Si parla sempre di soliste, di registe, di direttrici d’orchestra e va bene ma troppo spesso vengono usate come facciata. Non ci sono abbastanza donne nei ruoli dirigenziali delle istituzioni musicali. Le direttrici artistiche dei grandi festival si contano sulle dita di una mano. Quando mi interfaccio con chi prende le decisioni e tiene le redini della cultura trovo ancora una netta maggioranza di uomini. In ambito anglosassone però, la questione sta cambiando molto e i primi segnali si colgono anche in Italia. Lei è stata molto critica sulla chiusura dei teatri. E lo sono ancora. Quasi tutti i governi hanno dato priorità e concessioni al calcio quando i teatri erano allo stremo. Non è stata nemmeno concessa la capienza al 50 per cento, quando si sa che i teatri sono luoghi sicuri, dove è facile separare le persone. Con la buona volontà ci sarebbe stata la possibilità di tenere aperto: io sono una privilegiata, ma conosco colleghi che invece fanno la fame. È tremendo vedere che vivi in una società che ti cancella. La categoria sta tentando di rimettersi in piedi, ma l’amarezza c’è.
Come ha vissuto il lockdown a Londra con suo marito Daniele Rustioni?
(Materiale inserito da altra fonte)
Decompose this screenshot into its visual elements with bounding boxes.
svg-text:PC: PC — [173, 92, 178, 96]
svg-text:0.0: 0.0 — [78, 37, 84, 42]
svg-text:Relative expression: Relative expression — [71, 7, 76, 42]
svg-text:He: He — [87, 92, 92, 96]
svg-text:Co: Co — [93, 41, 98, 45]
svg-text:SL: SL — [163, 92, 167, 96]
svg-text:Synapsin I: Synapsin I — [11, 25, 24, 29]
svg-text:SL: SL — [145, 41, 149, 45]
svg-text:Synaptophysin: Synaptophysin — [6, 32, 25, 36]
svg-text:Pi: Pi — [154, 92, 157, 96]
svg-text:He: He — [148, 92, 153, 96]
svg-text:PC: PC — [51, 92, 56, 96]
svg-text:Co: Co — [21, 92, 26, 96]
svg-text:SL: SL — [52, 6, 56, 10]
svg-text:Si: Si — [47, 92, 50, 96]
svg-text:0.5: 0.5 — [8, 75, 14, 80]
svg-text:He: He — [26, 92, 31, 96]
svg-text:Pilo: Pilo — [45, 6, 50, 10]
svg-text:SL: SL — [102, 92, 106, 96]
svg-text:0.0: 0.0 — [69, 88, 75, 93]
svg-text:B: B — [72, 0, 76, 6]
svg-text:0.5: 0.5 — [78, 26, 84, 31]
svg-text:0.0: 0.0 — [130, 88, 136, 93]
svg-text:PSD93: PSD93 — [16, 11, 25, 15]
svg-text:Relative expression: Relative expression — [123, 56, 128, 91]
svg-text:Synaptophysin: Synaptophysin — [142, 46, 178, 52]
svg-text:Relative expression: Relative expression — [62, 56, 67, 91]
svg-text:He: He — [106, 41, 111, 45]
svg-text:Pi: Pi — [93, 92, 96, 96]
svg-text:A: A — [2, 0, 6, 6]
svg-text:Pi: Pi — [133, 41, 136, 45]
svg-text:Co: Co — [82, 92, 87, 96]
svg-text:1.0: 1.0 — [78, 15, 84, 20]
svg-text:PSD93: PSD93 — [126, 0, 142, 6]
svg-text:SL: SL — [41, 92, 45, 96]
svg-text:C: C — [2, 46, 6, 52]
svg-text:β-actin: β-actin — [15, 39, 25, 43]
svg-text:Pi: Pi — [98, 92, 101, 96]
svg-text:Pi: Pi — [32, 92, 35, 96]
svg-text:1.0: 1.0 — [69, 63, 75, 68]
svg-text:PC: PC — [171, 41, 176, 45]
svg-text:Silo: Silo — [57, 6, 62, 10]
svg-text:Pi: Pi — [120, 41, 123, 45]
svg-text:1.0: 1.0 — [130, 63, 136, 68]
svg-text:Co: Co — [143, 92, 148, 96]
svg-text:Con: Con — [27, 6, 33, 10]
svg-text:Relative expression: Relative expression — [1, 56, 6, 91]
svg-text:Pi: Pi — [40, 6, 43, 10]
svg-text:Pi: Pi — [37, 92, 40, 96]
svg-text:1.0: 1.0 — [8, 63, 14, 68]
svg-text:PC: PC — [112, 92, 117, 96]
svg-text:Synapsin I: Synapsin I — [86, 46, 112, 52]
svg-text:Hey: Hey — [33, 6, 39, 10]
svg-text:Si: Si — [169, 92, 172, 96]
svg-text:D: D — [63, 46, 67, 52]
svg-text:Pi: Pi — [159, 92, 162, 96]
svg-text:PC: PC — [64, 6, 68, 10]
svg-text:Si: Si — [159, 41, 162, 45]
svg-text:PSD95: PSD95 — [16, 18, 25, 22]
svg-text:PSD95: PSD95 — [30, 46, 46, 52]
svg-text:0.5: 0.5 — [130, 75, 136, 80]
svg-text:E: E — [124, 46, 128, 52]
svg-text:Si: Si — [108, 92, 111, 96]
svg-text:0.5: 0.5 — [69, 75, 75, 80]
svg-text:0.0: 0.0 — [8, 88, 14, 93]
Daniele ed io abbiamo avuto l’opportunità di stare insieme molto, cosa che con il nostro mestiere era una vera impresa, e nel primo lockdown siamo stati relativamente bene, potevamo fare lunghe passeggiate nei parchi in sicurezza, a differenza che in Italia. Ora suoneremo ancora insieme, dopo Lerici, per diversi festival cameristici, da Gravedona fino a Portogruaro. Purtroppo, invece, mio padre è mancato nell’agosto 2020 ed io dal febbraio non ho potuto più vederlo. Questa restrizione nel mio cuore la vivo come una ingiustizia. Papà è stato un grandissimo scrittore e rileggendo i suoi lavori mi sento fortunata, lo trovo incredibilmente vicino in quello che mi hai lasciato ed è come se continuassi a sentirlo.